There is comfort in knowing that highly conditioned, super-coordinated, battle-tested athletes can get tired, cramp up, buckle under pressure, struggle to get enough air, and suffer a painful defeat. In the act of failing, they become, if only briefly, more like the rest of us schmoes.

So we can take solace in the Boston Bruins, who posted a regular-season record of 65 wins and promptly lost in the first round of the NHL playoffs to the Florida Panthers. High expectations for the Stanley Cup were a dead end. Who can agree with that? I certainly can.

Speaking of Boston, in the NBA playoffs, the Celtics’ Jaylen Brown and Jayson Tatum battled back from a 3-0 deficit to tie the Miami Heat in the Eastern Conference Finals. Then, in Game 7, in a historic comeback of the game, they collectively dropped a stink bomb with performances that rank among the worst and weakest of their careers.

Ever stood on the brink of something great, only to fail—and fail hard, in public?
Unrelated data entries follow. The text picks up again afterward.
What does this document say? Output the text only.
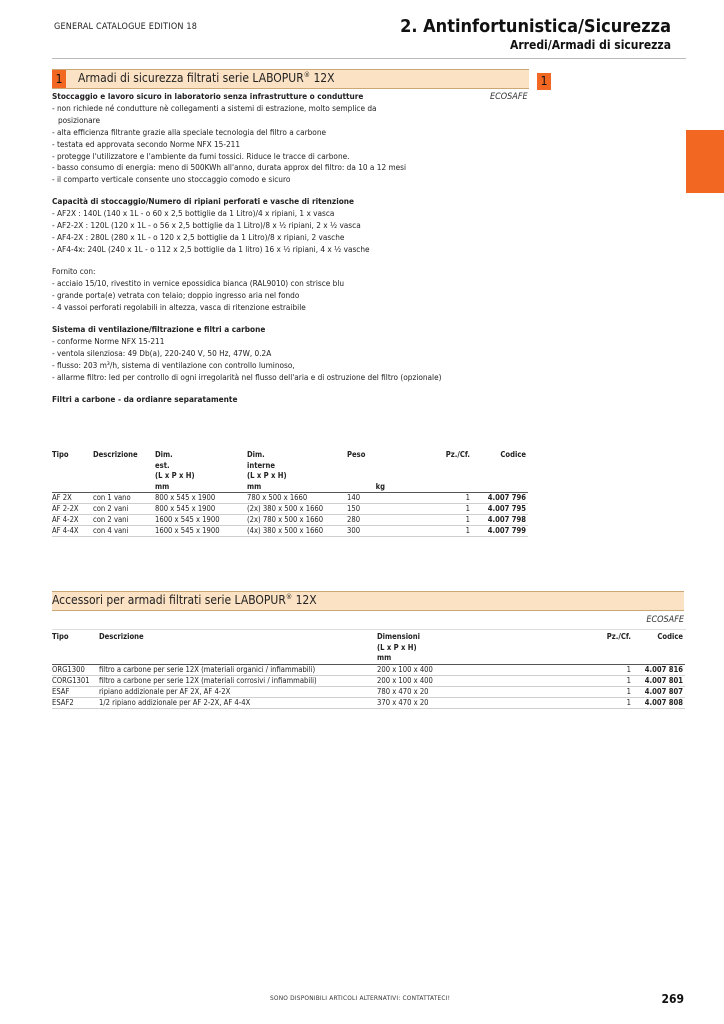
GENERAL CATALOGUE EDITION 18	2. Antinfortunistica/Sicurezza
Arredi/Armadi di sicurezza
1 Armadi di sicurezza filtrati serie LABOPUR® 12X	1
ECOSAFE
Stoccaggio e lavoro sicuro in laboratorio senza infrastrutture o condutture
- non richiede né condutture nè collegamenti a sistemi di estrazione, molto semplice da
posizionare
- alta efficienza filtrante grazie alla speciale tecnologia del filtro a carbone
- testata ed approvata secondo Norme NFX 15-211
- protegge l'utilizzatore e l'ambiente da fumi tossici. Riduce le tracce di carbone.
- basso consumo di energia: meno di 500KWh all'anno, durata approx del filtro: da 10 a 12 mesi
- il comparto verticale consente uno stoccaggio comodo e sicuro
Capacità di stoccaggio/Numero di ripiani perforati e vasche di ritenzione
- AF2X : 140L (140 x 1L - o 60 x 2,5 bottiglie da 1 Litro)/4 x ripiani, 1 x vasca
- AF2-2X : 120L (120 x 1L - o 56 x 2,5 bottiglie da 1 Litro)/8 x ½ ripiani, 2 x ½ vasca
- AF4-2X : 280L (280 x 1L - o 120 x 2,5 bottiglie da 1 Litro)/8 x ripiani, 2 vasche
- AF4-4x: 240L (240 x 1L - o 112 x 2,5 bottiglie da 1 litro) 16 x ½ ripiani, 4 x ½ vasche
Fornito con:
- acciaio 15/10, rivestito in vernice epossidica bianca (RAL9010) con strisce blu
- grande porta(e) vetrata con telaio; doppio ingresso aria nel fondo
- 4 vassoi perforati regolabili in altezza, vasca di ritenzione estraibile
Sistema di ventilazione/filtrazione e filtri a carbone
- conforme Norme NFX 15-211
- ventola silenziosa: 49 Db(a), 220-240 V, 50 Hz, 47W, 0.2A
- flusso: 203 m³/h, sistema di ventilazione con controllo luminoso,
- allarme filtro: led per controllo di ogni irregolarità nel flusso dell'aria e di ostruzione del filtro (opzionale)
Filtri a carbone - da ordianre separatamente
Tipo	Descrizione	Dim.
est.
(L x P x H)	Dim.
interne
(L x P x H)	Peso	Pz./Cf.	Codice
		mm	mm	kg		
AF 2X	con 1 vano	800 x 545 x 1900	780 x 500 x 1660	140	1	4.007 796
AF 2-2X	con 2 vani	800 x 545 x 1900	(2x) 380 x 500 x 1660	150	1	4.007 795
AF 4-2X	con 2 vani	1600 x 545 x 1900	(2x) 780 x 500 x 1660	280	1	4.007 798
AF 4-4X	con 4 vani	1600 x 545 x 1900	(4x) 380 x 500 x 1660	300	1	4.007 799
Accessori per armadi filtrati serie LABOPUR® 12X
ECOSAFE
Tipo	Descrizione	Dimensioni
(L x P x H)	Pz./Cf.	Codice
		mm		
ORG1300	filtro a carbone per serie 12X (materiali organici / infiammabili)	200 x 100 x 400	1	4.007 816
CORG1301	filtro a carbone per serie 12X (materiali corrosivi / infiammabili)	200 x 100 x 400	1	4.007 801
ESAF	ripiano addizionale per AF 2X, AF 4-2X	780 x 470 x 20	1	4.007 807
ESAF2	1/2 ripiano addizionale per AF 2-2X, AF 4-4X	370 x 470 x 20	1	4.007 808
SONO DISPONIBILI ARTICOLI ALTERNATIVI: CONTATTATECI!	269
Yeah, me too, going back to the fifth-grade play where I forgot my lines, tripped on stage, and nearly broke my nose. It wasn’t hard to sympathize with Brown and Tatum as they hit shot after shot, and Miami won by 19 points, with all those millions tuning in.

The red clay court of Roland Garros, where no step is certain, no bounce is expected and every match can turn into a gruelling marathon, offers a crystal-clear insight into the crushing truth of the sport.

Players walk onto the courts looking like Parisian catwalk models, their skin tanned, their tight outfits pressed. And then, once the games get underway, reality sets in.

In other Grand Slam tennis tournaments, points are often won very quickly. On Roland Garros clay, points can stretch out like a John Coltrane solo. They can go on forever, the pressure increases, the tempo builds in a crescendo.

In the most prolonged and competitive matches, you often see the agony — both mental and physical — descend upon the players. Insecurity creeps in, and with it, thinness. Muscles weaken and tremble. The tight outfits — shoes, socks, shirts, wristbands, headbands, hats — cake with sweat and lumps of clay.

Wang wasn’t on court long enough to suffer like that against Swiatek. But Gaël Monfils of France was. Monfils, a seasoned 36-year-old veteran playing perhaps his last Grand Slam in front of his home crowd, won his first-round match despite trailing 4-0 in the fifth set. Along the way, he struggled with sore lungs and a bout of leg cramps. He played out the match, but was so tired and stiff that he didn’t make it back to court for his second-round match two days later.

Time waits for no one.

A few days later, a much younger player, Jannik Sinner of Italy — 21, seeded No. 8 and rapidly rising — took on Daniel Altmaier, a seasoned player ranked No. 79, at Suzanne Lenglen Court.

Sinner should have won without too many problems.

He took an early lead, but struggled. An hour passed. Altmaier caught up. Another hour passed. The match became a stalemate. Three hours became four. Sinner had two match points — and gave them both away. They went to a fifth set. Sinner fell behind and came back: he had four match points, but won them all.

And then … and then, after 5 hours and 26 minutes, Sinner saw a screaming serve fly past his outstretched racket for an ace. Game. Set. Match. Final score: 6-7 (0), 7-6 (7), 1-6, 7-6 (4), 7-5. The upset was the fifth-longest match in French Open history.

Sinner walked off the field disheveled and confused, his face betraying the self-doubt common to losers. In other words, he was beautifully human.